The maximum number of characters a word can have when generating compounds.

Default: 30

lowerCaseInput

Lowercase the input query?

Default: false

decompound.maxExpansions

If a compound can be split at more than one position, how many variants at maximum should be added as a synonym?

Default: 3

decompound.verifyCollation

Verify that parts of a split-up compound co-occur in the dictionaryField of a document?

Default: false

morphology

Apply language-specific morphology in compound words.
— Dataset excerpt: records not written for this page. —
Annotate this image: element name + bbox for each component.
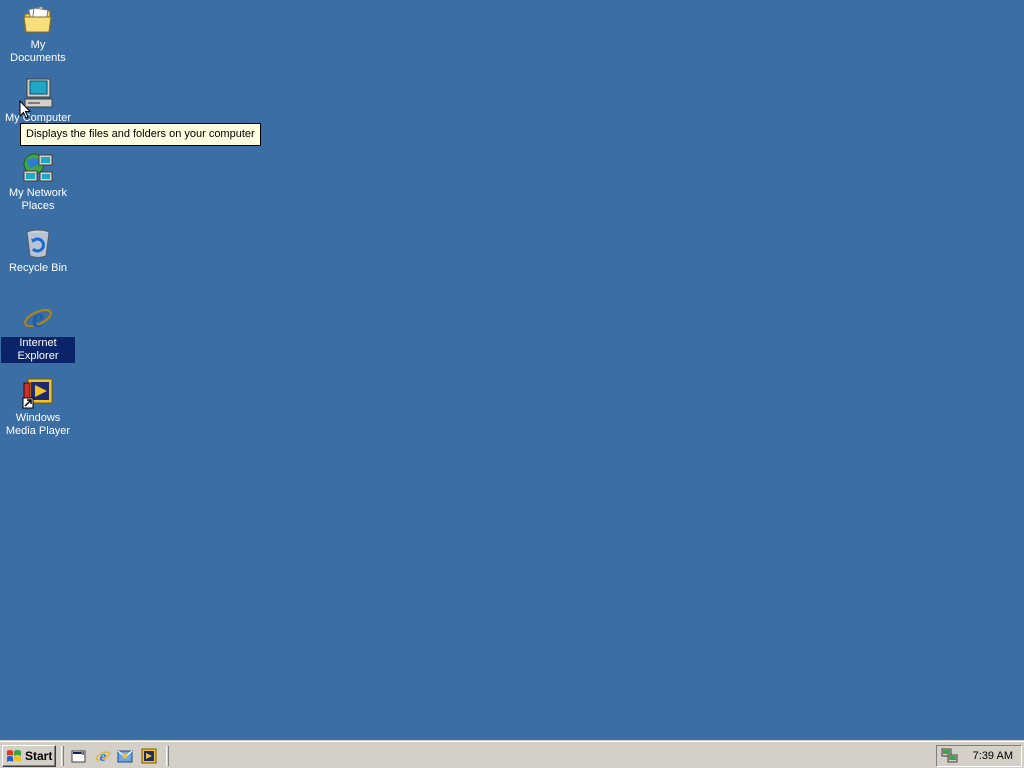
windows-logo-icon [6, 749, 22, 763]
tooltip: Displays the files and folders on your c… [20, 123, 261, 146]
desktop-icon-label: Recycle Bin [8, 262, 68, 274]
desktop-icon-label: Windows Media Player [5, 412, 71, 437]
desktop-icon-my-network-places[interactable]: My Network Places [0, 152, 76, 213]
recycle-bin-icon [22, 227, 54, 259]
network-places-icon [22, 152, 54, 184]
taskbar-grip[interactable] [61, 746, 64, 766]
svg-text:e: e [100, 749, 107, 764]
system-tray: 7:39 AM [936, 745, 1022, 767]
desktop-icon-label: My Network Places [8, 187, 68, 212]
desktop-icon-my-computer[interactable]: My Computer [0, 77, 76, 125]
media-player-icon [22, 377, 54, 409]
internet-explorer-icon: e [22, 302, 54, 334]
show-desktop-icon[interactable] [70, 747, 88, 765]
outlook-express-icon[interactable] [116, 747, 134, 765]
media-player-icon[interactable] [140, 747, 158, 765]
desktop-icon-windows-media-player[interactable]: Windows Media Player [0, 377, 76, 438]
start-button[interactable]: Start [2, 745, 56, 767]
taskbar-grip[interactable] [166, 746, 169, 766]
desktop-icon-label: My Documents [10, 39, 66, 64]
desktop-icon-internet-explorer[interactable]: e Internet Explorer [0, 302, 76, 363]
desktop[interactable]: My Documents My Computer My Network Plac… [0, 0, 1024, 740]
start-label: Start [25, 749, 53, 763]
folder-documents-icon [22, 4, 54, 36]
desktop-icon-my-documents[interactable]: My Documents [0, 4, 76, 65]
desktop-icon-label: Internet Explorer [1, 337, 75, 363]
taskbar: Start e 7:39 AM [0, 740, 1024, 768]
internet-explorer-icon[interactable]: e [94, 747, 112, 765]
desktop-icon-recycle-bin[interactable]: Recycle Bin [0, 227, 76, 275]
network-connection-icon[interactable] [941, 748, 959, 764]
mouse-cursor-icon [19, 99, 32, 122]
svg-text:e: e [32, 303, 44, 334]
clock[interactable]: 7:39 AM [973, 750, 1013, 762]
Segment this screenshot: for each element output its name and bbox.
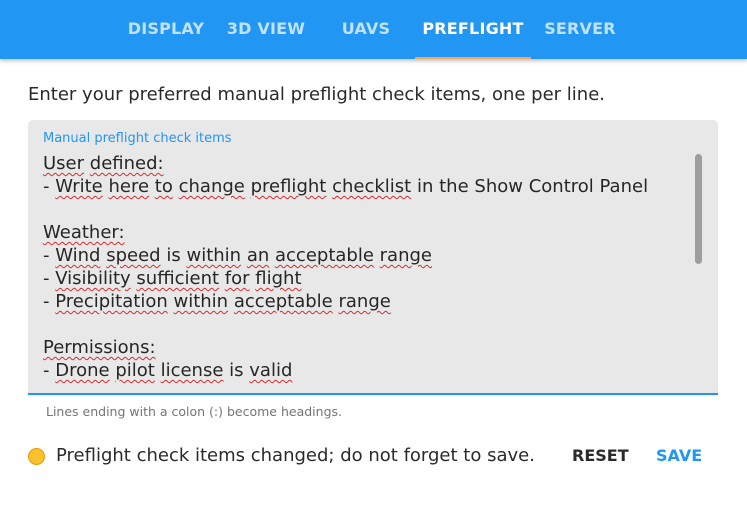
checklist-line [43,313,683,336]
checklist-line: - Wind speed is within an acceptable ran… [43,245,432,266]
checklist-textarea[interactable]: Manual preflight check items User define… [28,120,718,395]
tab-display[interactable]: DISPLAY [118,0,214,59]
textarea-scrollbar-thumb[interactable] [695,154,702,264]
checklist-line: - Drone pilot license is valid [43,360,293,381]
checklist-line: - Visibility sufficient for flight [43,268,302,289]
tab-server[interactable]: SERVER [533,0,627,59]
checklist-text-content[interactable]: User defined: - Write here to change pref… [43,152,683,384]
instruction-text: Enter your preferred manual preflight ch… [28,84,606,105]
active-tab-indicator [415,57,531,59]
checklist-line: User defined: [43,153,164,174]
checklist-field-label: Manual preflight check items [43,131,232,146]
reset-button[interactable]: RESET [562,436,639,476]
checklist-line: - Write here to change preflight checkli… [43,176,649,197]
tab-uavs[interactable]: UAVS [318,0,414,59]
save-button[interactable]: SAVE [646,436,712,476]
status-message: Preflight check items changed; do not fo… [56,445,535,466]
warning-dot-icon [28,448,45,465]
tab-3d-view[interactable]: 3D VIEW [218,0,314,59]
checklist-line: - Precipitation within acceptable range [43,291,391,312]
textarea-scrollbar[interactable] [694,154,703,383]
checklist-line [43,198,683,221]
top-tab-bar: DISPLAY 3D VIEW UAVS PREFLIGHT SERVER [0,0,747,59]
helper-text: Lines ending with a colon (:) become hea… [46,404,342,419]
tab-preflight[interactable]: PREFLIGHT [415,0,531,59]
checklist-line: Weather: [43,222,125,243]
checklist-line: Permissions: [43,337,156,358]
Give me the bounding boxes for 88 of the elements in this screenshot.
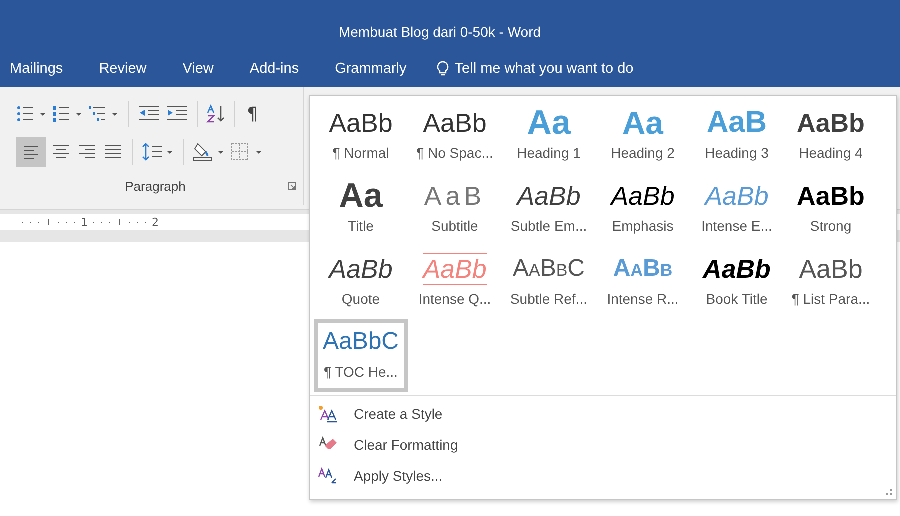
- style-item[interactable]: Aa Heading 2: [596, 100, 690, 173]
- ribbon-tab[interactable]: Review: [81, 60, 165, 76]
- style-preview: AaBb: [705, 183, 769, 209]
- style-item[interactable]: AaB Subtitle: [408, 173, 502, 246]
- style-label: Heading 4: [799, 145, 863, 161]
- numbered-list-icon[interactable]: [52, 105, 84, 123]
- style-preview: AaBbC: [512, 257, 586, 281]
- style-label: Intense Q...: [418, 291, 492, 307]
- style-label: ¶ No Spac...: [416, 145, 494, 161]
- window-title: Membuat Blog dari 0-50k - Word: [338, 24, 542, 40]
- shading-icon[interactable]: [192, 141, 226, 163]
- style-item[interactable]: AaBb ¶ Normal: [314, 100, 408, 173]
- style-label: ¶ Normal: [332, 145, 390, 161]
- bullet-list-icon[interactable]: [16, 105, 48, 123]
- style-preview: Aa: [339, 179, 383, 213]
- ribbon-tab[interactable]: Grammarly: [317, 60, 425, 76]
- style-label: Subtle Ref...: [510, 291, 588, 307]
- style-label: Heading 3: [705, 145, 769, 161]
- style-preview: AaBb: [613, 257, 673, 281]
- justify-icon[interactable]: [102, 143, 124, 161]
- style-preview: AaBb: [329, 110, 393, 136]
- style-preview: AaBb: [799, 256, 863, 282]
- decrease-indent-icon[interactable]: [137, 105, 161, 123]
- create-style-icon: [318, 404, 338, 422]
- menu-item[interactable]: Create a Style: [310, 398, 896, 429]
- style-preview: AaBb: [797, 183, 865, 209]
- style-label: Intense E...: [702, 218, 772, 234]
- style-preview: AaBb: [423, 253, 487, 285]
- style-preview: AaBb: [703, 256, 771, 282]
- align-right-icon[interactable]: [76, 143, 98, 161]
- ruler-number: 1: [80, 216, 89, 228]
- style-label: Subtle Em...: [510, 218, 588, 234]
- style-label: Heading 1: [517, 145, 581, 161]
- style-label: Quote: [342, 291, 380, 307]
- menu-item[interactable]: Apply Styles...: [310, 460, 896, 491]
- show-marks-button[interactable]: ¶: [243, 104, 262, 124]
- style-preview: Aa: [622, 107, 664, 139]
- style-label: Book Title: [706, 291, 768, 307]
- align-left-button[interactable]: [16, 137, 46, 167]
- style-label: Intense R...: [607, 291, 679, 307]
- style-preview: AaBbC: [322, 330, 400, 354]
- style-item[interactable]: AaBb ¶ No Spac...: [408, 100, 502, 173]
- style-item[interactable]: AaBbC ¶ TOC He...: [314, 319, 408, 392]
- ribbon-tab[interactable]: Mailings: [0, 60, 82, 76]
- sort-icon[interactable]: [206, 104, 226, 124]
- group-label: Paragraph: [125, 179, 186, 194]
- multilevel-list-icon[interactable]: [88, 105, 120, 123]
- style-label: Emphasis: [612, 218, 674, 234]
- style-item[interactable]: AaBb Intense Q...: [408, 246, 502, 319]
- style-item[interactable]: AaBb Intense E...: [690, 173, 784, 246]
- ribbon-tab[interactable]: View: [164, 60, 232, 76]
- lightbulb-icon: [436, 60, 449, 76]
- style-item[interactable]: AaB Heading 3: [690, 100, 784, 173]
- style-item[interactable]: AaBb Subtle Em...: [502, 173, 596, 246]
- style-preview: AaBb: [423, 110, 487, 136]
- style-label: ¶ TOC He...: [324, 364, 398, 380]
- ruler-number: 2: [151, 216, 160, 228]
- line-spacing-icon[interactable]: [141, 142, 175, 162]
- increase-indent-icon[interactable]: [165, 105, 189, 123]
- tell-me-field[interactable]: Tell me what you want to do: [436, 60, 675, 76]
- apply-styles-icon: [318, 466, 338, 484]
- style-item[interactable]: AaBbC Subtle Ref...: [502, 246, 596, 319]
- style-item[interactable]: Aa Title: [314, 173, 408, 246]
- style-item[interactable]: Aa Heading 1: [502, 100, 596, 173]
- menu-item[interactable]: Clear Formatting: [310, 429, 896, 460]
- style-preview: Aa: [527, 106, 571, 140]
- style-preview: AaBb: [611, 183, 675, 209]
- style-label: Strong: [810, 218, 852, 234]
- style-preview: AaBb: [797, 110, 865, 136]
- style-item[interactable]: AaBb ¶ List Para...: [784, 246, 878, 319]
- style-preview: AaB: [706, 108, 767, 138]
- style-item[interactable]: AaBb Strong: [784, 173, 878, 246]
- style-label: Title: [348, 218, 374, 234]
- align-center-icon[interactable]: [50, 143, 72, 161]
- style-item[interactable]: AaBb Heading 4: [784, 100, 878, 173]
- dialog-launcher-icon[interactable]: [288, 182, 297, 191]
- style-item[interactable]: AaBb Intense R...: [596, 246, 690, 319]
- ribbon-tab[interactable]: Add-ins: [232, 60, 318, 76]
- style-item[interactable]: AaBb Quote: [314, 246, 408, 319]
- resize-grip-icon[interactable]: [885, 488, 893, 496]
- style-item[interactable]: AaBb Emphasis: [596, 173, 690, 246]
- style-preview: AaBb: [517, 183, 581, 209]
- style-label: Subtitle: [432, 218, 478, 234]
- style-label: Heading 2: [611, 145, 675, 161]
- style-preview: AaBb: [329, 256, 393, 282]
- style-preview: AaB: [424, 183, 486, 209]
- style-item[interactable]: AaBb Book Title: [690, 246, 784, 319]
- style-label: ¶ List Para...: [792, 291, 870, 307]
Currently only used for compound splitting. Available morphologies: DEFAULT, GERMAN.

Default: DEFAULT

reverseCompoundTriggerWords

List of words for which the compound of the left and right neighbour tokens should be added as a synonym in reverse order (add synonym ‘YX’ to ‘X <triggerWord> Y’).

Default: (empty list)

alwaysAddReverseCompounds

Create an additional compound from adjacent tokens after reversing their order? (also add synonym ‘YX’ to query ‘X Y’ in addition to synonym ‘XY’)

Default: false

Request

No request parameters for the Word Break Rewriter.